Status of Almeria's greenhouse crops from March 6 to 12

Producers are extending the production period of long-cycle tomatoes in the greenhouses of the Nijar area

According to the latest State of the Crops report of the Junta de Andalucía, corresponding to the week of March 6 to 12, cultivation tasks in the pepper greenhouses of the Poniente Almeriense were scarce at that time of the campaign, as producers only carried out cleaning and collection activities. Those who had already started transplanted melon or watermelon crops.

Producers pruned and staked spring tomato plantations. They also continued harvesting long-cycle tomatoes.

Producers continued harvesting greenhouse long-cycle aubergine plantations and made new plantings. In cucumber greenhouses, mid-season plantations were uprooted, spring plantations were staked, and secondary shoots were pruned.

The spring courgette plants were developing their bush and growing, and the mid-season plantings were still in full production.

Melons and watermelons continued growing, and producers continued planting late Yellow and Piel de Sapo melons. The seedbed facilities were ending the sowing, and most of the surface was planted with melon and watermelon seedlings waiting for their removal for planting.

Producers in the area of Nijar prolonged the cultivation period of long-cycle tomatoes because prices remained good. The last greenhouses with short spring cycles were being planted.

The cultivation of Palermo pepper, one of the most cultivated Italian pepper varieties, continued with good quality and without incident.

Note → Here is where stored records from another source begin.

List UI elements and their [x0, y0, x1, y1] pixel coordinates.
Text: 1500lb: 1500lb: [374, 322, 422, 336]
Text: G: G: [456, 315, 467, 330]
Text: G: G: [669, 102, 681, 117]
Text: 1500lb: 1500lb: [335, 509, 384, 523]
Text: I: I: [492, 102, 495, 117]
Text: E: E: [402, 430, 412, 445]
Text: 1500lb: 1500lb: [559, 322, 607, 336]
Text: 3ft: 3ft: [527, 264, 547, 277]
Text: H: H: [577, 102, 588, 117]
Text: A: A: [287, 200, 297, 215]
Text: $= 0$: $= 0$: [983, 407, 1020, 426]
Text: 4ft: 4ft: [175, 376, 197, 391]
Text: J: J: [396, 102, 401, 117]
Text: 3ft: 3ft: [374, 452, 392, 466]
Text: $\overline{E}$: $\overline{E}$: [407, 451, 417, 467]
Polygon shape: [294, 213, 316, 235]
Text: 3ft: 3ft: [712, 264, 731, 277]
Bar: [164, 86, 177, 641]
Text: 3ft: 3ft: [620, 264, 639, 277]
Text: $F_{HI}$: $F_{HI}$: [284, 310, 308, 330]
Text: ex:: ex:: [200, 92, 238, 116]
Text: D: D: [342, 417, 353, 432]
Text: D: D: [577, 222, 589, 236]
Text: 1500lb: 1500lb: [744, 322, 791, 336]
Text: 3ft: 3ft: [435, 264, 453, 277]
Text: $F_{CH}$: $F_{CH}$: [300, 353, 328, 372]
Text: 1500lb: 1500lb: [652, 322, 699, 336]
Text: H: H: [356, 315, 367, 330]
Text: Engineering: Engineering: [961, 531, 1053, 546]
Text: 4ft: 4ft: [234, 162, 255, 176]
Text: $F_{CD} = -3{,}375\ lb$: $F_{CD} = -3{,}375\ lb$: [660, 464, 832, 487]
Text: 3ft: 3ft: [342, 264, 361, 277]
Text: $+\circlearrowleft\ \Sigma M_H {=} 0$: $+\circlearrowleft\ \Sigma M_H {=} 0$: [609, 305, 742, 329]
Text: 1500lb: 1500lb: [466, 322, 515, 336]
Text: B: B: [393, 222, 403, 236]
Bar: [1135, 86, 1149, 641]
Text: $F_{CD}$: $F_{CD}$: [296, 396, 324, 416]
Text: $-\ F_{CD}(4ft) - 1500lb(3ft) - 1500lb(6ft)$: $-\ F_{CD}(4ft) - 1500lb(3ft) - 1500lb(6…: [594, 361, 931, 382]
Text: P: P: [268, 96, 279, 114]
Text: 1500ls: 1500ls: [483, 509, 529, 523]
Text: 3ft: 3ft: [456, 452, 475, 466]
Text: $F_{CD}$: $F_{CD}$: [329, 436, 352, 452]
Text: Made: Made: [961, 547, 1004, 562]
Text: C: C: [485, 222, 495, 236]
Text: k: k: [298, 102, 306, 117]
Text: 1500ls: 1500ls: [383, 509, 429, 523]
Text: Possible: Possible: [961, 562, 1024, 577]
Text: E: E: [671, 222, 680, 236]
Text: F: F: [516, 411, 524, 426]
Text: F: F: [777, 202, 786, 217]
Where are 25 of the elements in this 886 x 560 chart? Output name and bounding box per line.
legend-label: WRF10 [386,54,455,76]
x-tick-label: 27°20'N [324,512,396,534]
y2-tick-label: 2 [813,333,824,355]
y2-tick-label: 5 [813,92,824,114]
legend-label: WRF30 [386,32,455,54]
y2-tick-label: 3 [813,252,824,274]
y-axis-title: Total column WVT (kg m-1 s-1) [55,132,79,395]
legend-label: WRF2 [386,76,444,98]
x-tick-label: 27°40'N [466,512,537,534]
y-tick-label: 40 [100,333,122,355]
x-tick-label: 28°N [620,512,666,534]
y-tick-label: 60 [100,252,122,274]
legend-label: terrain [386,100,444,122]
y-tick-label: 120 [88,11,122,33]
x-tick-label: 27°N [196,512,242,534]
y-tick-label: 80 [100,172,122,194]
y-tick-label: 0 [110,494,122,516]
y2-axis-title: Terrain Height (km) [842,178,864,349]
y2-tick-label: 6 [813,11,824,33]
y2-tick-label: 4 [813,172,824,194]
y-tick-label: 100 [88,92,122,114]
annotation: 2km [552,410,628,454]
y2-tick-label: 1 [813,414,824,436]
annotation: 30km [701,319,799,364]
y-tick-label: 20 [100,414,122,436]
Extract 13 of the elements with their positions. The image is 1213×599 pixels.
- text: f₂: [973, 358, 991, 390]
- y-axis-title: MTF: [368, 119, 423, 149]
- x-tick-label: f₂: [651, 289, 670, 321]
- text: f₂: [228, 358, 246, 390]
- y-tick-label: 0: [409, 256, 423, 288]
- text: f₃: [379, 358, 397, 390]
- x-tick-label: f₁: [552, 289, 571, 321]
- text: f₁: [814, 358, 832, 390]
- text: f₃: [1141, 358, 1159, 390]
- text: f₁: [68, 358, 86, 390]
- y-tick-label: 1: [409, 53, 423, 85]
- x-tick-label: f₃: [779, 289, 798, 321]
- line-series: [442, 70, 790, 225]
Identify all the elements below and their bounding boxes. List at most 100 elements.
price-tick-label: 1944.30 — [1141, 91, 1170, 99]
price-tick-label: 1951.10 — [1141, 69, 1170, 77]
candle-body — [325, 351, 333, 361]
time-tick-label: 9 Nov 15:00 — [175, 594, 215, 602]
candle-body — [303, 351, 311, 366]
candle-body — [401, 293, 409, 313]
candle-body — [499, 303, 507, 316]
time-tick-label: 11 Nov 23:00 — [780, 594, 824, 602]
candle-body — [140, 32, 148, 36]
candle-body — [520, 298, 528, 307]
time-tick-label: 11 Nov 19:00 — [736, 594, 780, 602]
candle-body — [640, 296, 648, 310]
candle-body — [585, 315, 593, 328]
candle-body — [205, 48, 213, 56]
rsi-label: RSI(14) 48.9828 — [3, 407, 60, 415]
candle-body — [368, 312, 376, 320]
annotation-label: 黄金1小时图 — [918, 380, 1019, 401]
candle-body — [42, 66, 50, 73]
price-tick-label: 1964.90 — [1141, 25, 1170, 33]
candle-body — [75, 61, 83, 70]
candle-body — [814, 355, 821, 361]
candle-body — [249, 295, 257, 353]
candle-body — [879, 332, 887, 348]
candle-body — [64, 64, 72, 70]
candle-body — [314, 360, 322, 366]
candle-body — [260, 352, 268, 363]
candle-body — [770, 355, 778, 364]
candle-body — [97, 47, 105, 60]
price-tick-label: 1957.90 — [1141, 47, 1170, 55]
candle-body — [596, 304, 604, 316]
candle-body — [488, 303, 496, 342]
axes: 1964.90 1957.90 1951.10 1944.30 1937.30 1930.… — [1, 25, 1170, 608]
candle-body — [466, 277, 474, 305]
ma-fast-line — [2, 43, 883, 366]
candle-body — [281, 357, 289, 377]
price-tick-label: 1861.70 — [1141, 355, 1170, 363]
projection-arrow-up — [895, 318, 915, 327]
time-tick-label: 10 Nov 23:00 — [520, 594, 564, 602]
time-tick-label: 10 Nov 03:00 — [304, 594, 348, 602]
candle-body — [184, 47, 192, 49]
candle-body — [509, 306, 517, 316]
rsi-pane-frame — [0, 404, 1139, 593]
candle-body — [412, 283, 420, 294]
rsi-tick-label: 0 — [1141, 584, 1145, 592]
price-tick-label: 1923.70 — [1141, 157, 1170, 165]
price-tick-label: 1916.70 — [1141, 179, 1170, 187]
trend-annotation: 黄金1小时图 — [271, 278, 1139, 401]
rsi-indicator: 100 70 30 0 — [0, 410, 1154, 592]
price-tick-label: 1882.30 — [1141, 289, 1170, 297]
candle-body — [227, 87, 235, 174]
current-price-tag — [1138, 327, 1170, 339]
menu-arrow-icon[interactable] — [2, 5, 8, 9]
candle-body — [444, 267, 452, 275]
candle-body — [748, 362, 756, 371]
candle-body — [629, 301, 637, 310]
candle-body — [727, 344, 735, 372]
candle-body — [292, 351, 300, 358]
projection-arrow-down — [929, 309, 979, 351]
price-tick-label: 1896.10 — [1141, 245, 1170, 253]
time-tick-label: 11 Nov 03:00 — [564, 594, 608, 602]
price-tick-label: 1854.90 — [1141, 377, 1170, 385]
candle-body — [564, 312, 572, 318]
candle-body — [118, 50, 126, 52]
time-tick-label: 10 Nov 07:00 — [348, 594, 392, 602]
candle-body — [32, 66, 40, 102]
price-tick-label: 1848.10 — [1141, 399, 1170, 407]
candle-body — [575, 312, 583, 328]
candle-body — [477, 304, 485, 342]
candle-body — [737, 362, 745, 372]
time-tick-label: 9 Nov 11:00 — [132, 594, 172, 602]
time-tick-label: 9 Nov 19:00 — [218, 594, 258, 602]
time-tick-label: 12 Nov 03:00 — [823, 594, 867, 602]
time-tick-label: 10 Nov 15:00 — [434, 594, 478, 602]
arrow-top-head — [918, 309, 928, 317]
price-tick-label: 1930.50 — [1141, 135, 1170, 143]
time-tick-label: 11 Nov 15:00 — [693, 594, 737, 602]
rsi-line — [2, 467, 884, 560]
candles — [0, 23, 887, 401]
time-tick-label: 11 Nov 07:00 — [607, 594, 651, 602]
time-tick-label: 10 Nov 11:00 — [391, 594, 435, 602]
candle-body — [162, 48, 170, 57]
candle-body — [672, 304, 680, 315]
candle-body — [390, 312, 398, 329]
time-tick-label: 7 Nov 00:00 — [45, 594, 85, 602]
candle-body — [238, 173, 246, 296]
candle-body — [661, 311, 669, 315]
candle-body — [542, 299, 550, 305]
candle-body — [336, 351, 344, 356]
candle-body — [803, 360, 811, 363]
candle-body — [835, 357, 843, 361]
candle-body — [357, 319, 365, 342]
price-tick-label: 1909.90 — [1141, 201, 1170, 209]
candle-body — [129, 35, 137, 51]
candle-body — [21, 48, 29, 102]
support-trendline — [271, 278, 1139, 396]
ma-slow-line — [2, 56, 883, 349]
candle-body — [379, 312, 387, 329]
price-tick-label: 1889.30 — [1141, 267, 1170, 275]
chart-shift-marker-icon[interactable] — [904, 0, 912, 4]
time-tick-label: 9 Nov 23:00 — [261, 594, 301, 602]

Some aubergine greenhouses had harvested their production and were in a new loading phase, others were in full production. The production of courgettes continued to increase due to the increase in temperature, with good fruit quality. In general, the biological fight against aphids is working in zucchini crops.

The harvest of the winter cycle cucumber plantations came to an end, and the spring plantations were being harvested.

Watermelons were still being transplanted, and the hives were being taken out in the earliest plantations with a good curd of watermelons. Virtually no blanket or other extra methods of raising the temperature were needed anymore. The Cantaloupe melon that was planted at the end of January was already being pruned. Others were still being planted.